My weakness became a role I was playing.

Chloe stayed hidden in the only place in the house I knew they could not reach without me knowing—a small, reinforced room behind a panel in the back hallway, built years ago when I had convinced myself that extra security was a wise investment. Friends had joked about my “paranoia.” Now, that paranoia was the only reason my daughter had a safe place to sleep.

Inside the hidden room, a small monitor flickered with images from the cameras placed around the property. Chloe watched them, her thin face pale in the glow.

Every night, I slipped away under the excuse of needing to rest and locked myself in my study. From there, I made the call I had been thinking about since the moment Chloe said their names.

Not to the police.

To Frank Monroe.

Frank had worked for my father before me, the kind of security chief who noticed everything and said very little. He had been watching Vanessa and Colby with quiet, controlled suspicion for months, but he never approached me directly. Maybe he felt it wasn’t his place. Maybe he knew I wasn’t ready to hear it.

When he stepped into the study through the side entrance and saw Chloe step out from the hidden door, he didn’t faint or gasp. His eyes narrowed. He crossed himself once, then looked straight at me.

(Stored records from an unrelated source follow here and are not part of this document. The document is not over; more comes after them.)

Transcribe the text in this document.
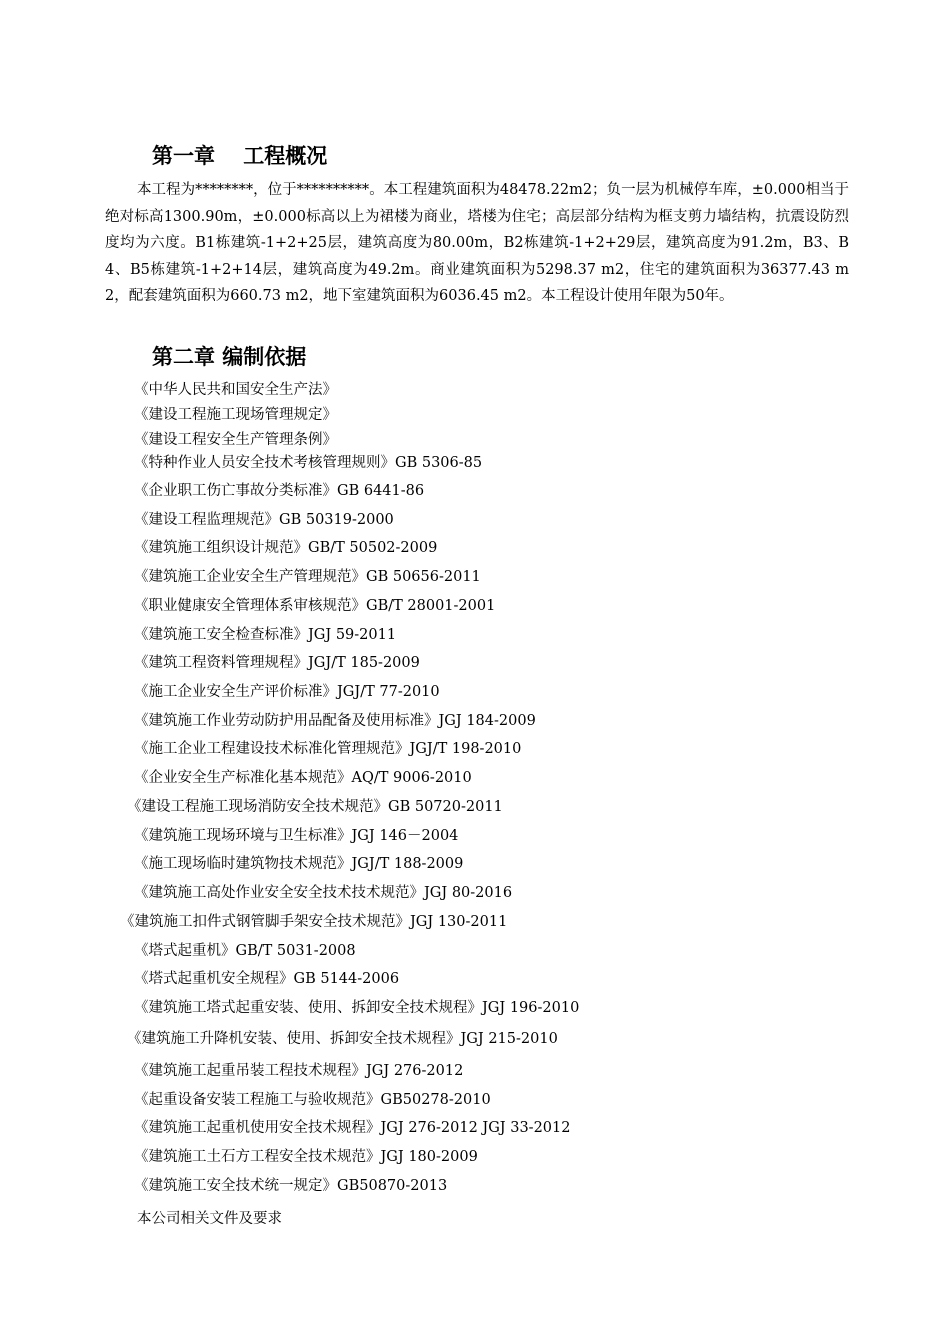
第一章　 工程概况

本工程为********，位于**********。本工程建筑面积为48478.22m2；负一层为机械停车库，±0.000相当于绝对标高1300.90m，±0.000标高以上为裙楼为商业，塔楼为住宅；高层部分结构为框支剪力墙结构，抗震设防烈度均为六度。B1栋建筑-1+2+25层，建筑高度为80.00m，B2栋建筑-1+2+29层，建筑高度为91.2m，B3、B4、B5栋建筑-1+2+14层，建筑高度为49.2m。商业建筑面积为5298.37 m2，住宅的建筑面积为36377.43 m2，配套建筑面积为660.73 m2，地下室建筑面积为6036.45 m2。本工程设计使用年限为50年。

第二章 编制依据
《中华人民共和国安全生产法》
《建设工程施工现场管理规定》
《建设工程安全生产管理条例》
《特种作业人员安全技术考核管理规则》GB 5306-85
《企业职工伤亡事故分类标准》GB 6441-86
《建设工程监理规范》GB 50319-2000
《建筑施工组织设计规范》GB/T 50502-2009
《建筑施工企业安全生产管理规范》GB 50656-2011
《职业健康安全管理体系审核规范》GB/T 28001-2001
《建筑施工安全检查标准》JGJ 59-2011
《建筑工程资料管理规程》JGJ/T 185-2009
《施工企业安全生产评价标准》JGJ/T 77-2010
《建筑施工作业劳动防护用品配备及使用标准》JGJ 184-2009
《施工企业工程建设技术标准化管理规范》JGJ/T 198-2010
《企业安全生产标准化基本规范》AQ/T 9006-2010
《建设工程施工现场消防安全技术规范》GB 50720-2011
《建筑施工现场环境与卫生标准》JGJ 146－2004
《施工现场临时建筑物技术规范》JGJ/T 188-2009
《建筑施工高处作业安全安全技术技术规范》JGJ 80-2016
《建筑施工扣件式钢管脚手架安全技术规范》JGJ 130-2011
《塔式起重机》GB/T 5031-2008
《塔式起重机安全规程》GB 5144-2006
《建筑施工塔式起重安装、使用、拆卸安全技术规程》JGJ 196-2010
《建筑施工升降机安装、使用、拆卸安全技术规程》JGJ 215-2010
《建筑施工起重吊装工程技术规程》JGJ 276-2012
《起重设备安装工程施工与验收规范》GB50278-2010
《建筑施工起重机使用安全技术规程》JGJ 276-2012 JGJ 33-2012
《建筑施工土石方工程安全技术规范》JGJ 180-2009
《建筑施工安全技术统一规定》GB50870-2013
本公司相关文件及要求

“What do you need me to do, sir?” he asked.

Just like that, we had a team.

The Collapse

The “collapse” happened on a Thursday.

Vanessa and Colby were in the dining room, pretending to argue over quarterly reports. Their raised voices floated down the hallway in a performance that sounded practiced and hollow.

I stepped out of my study, walked halfway down the corridor—and let my legs give out.

The floor rushed up to meet me. I heard the thud of my body, the clatter of the locket as it flew from my hand. A second later, Vanessa’s scream sliced through the house.

“Marcus! Marcus!”

Footsteps pounded against the hardwood. Colby appeared above me, his face arranged in the perfect mix of fear and control.

“Call emergency,” he barked, then dropped to his knees and pressed two fingers to my neck.

His hand was warm. His fingers trembled, but not from grief.

“I don’t… I don’t feel anything,” he said loudly, just as Frank came in from the side door in his role as head of security, already on the phone with a private medical team we kept on retainer.